The oil market, like nature, abhors a vacuum. It’s got one anyway, and a big one at that.

Roughly 15 million barrels a day of oil supply, 15% of global demand, are bottled up in the Strait of Hormuz. You can also think about that number as the total amount of oil that’s been drawn from global stockpiles to bridge the disruption: Roughly 500 million barrels so far, estimates Goldman Sachs Group Inc. At the current pace, that could hit a billion barrels by June, maybe even Memorial Day.

As Bob McNally, who heads consultancy Rapidan Energy Group, said this week at a conference hosted by Columbia University’s Center on Global Energy Policy, these missing barrels are like a vacuum; a giant deficit that will move through the global oil system for some time, even if a peace deal opens the Strait.

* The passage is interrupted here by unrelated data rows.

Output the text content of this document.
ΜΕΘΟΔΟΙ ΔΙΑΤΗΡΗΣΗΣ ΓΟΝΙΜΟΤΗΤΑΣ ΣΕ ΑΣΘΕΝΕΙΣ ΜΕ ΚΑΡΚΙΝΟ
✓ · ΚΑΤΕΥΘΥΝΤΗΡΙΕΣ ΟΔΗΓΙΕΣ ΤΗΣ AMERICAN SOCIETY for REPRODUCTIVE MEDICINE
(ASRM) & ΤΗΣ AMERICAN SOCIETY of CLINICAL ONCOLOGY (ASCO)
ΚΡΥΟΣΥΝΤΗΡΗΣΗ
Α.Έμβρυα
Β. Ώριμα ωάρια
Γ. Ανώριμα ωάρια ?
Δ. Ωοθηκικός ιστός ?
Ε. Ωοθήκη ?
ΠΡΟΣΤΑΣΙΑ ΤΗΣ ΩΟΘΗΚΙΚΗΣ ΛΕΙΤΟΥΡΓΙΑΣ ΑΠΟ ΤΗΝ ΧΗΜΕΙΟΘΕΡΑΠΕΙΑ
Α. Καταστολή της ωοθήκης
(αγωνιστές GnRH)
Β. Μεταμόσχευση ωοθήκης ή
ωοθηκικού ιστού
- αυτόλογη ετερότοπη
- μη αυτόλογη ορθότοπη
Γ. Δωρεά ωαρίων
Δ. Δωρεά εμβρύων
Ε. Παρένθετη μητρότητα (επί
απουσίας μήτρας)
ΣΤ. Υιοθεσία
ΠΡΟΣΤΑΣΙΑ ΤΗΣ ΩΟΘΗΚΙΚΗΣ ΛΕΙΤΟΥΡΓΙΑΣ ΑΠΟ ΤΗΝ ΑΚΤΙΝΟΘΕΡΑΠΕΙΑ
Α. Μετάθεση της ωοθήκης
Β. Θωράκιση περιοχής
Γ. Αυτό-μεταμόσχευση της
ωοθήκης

Brent crude oil futures are back above $100 a barrel but, relative to the scale of the disruption, the market seems strangely sanguine, especially in longer-dated futures, from which oil producers take their cues on drilling. Prices for 2027 are up 17% compared with 43% for front-month contracts. On that, Kaes Van’t Hof, chief executive of Diamondback Energy Inc., one of the larger shale operators, said from the same stage as McNally: “The back end of the curve is lying to us.”

war hits the front end

This is the biggest disruption of the oil market since another one fed by hubristic expectations of a quick victory in the Middle East: the Suez Crisis in 1956. The roughly 500 million barrels drawn over the past two months are equivalent to about 6% of global observed inventories (these are estimates since not all oil stocks are reported). To put that in perspective, consider the history of movements in OECD inventories, the most transparent subset of global stocks, where 6% would already represent the sharpest two-month decline in data going back to 1988. By June, we could be looking at more like a 10-12% drop in global inventories, way beyond the scope of prior declines.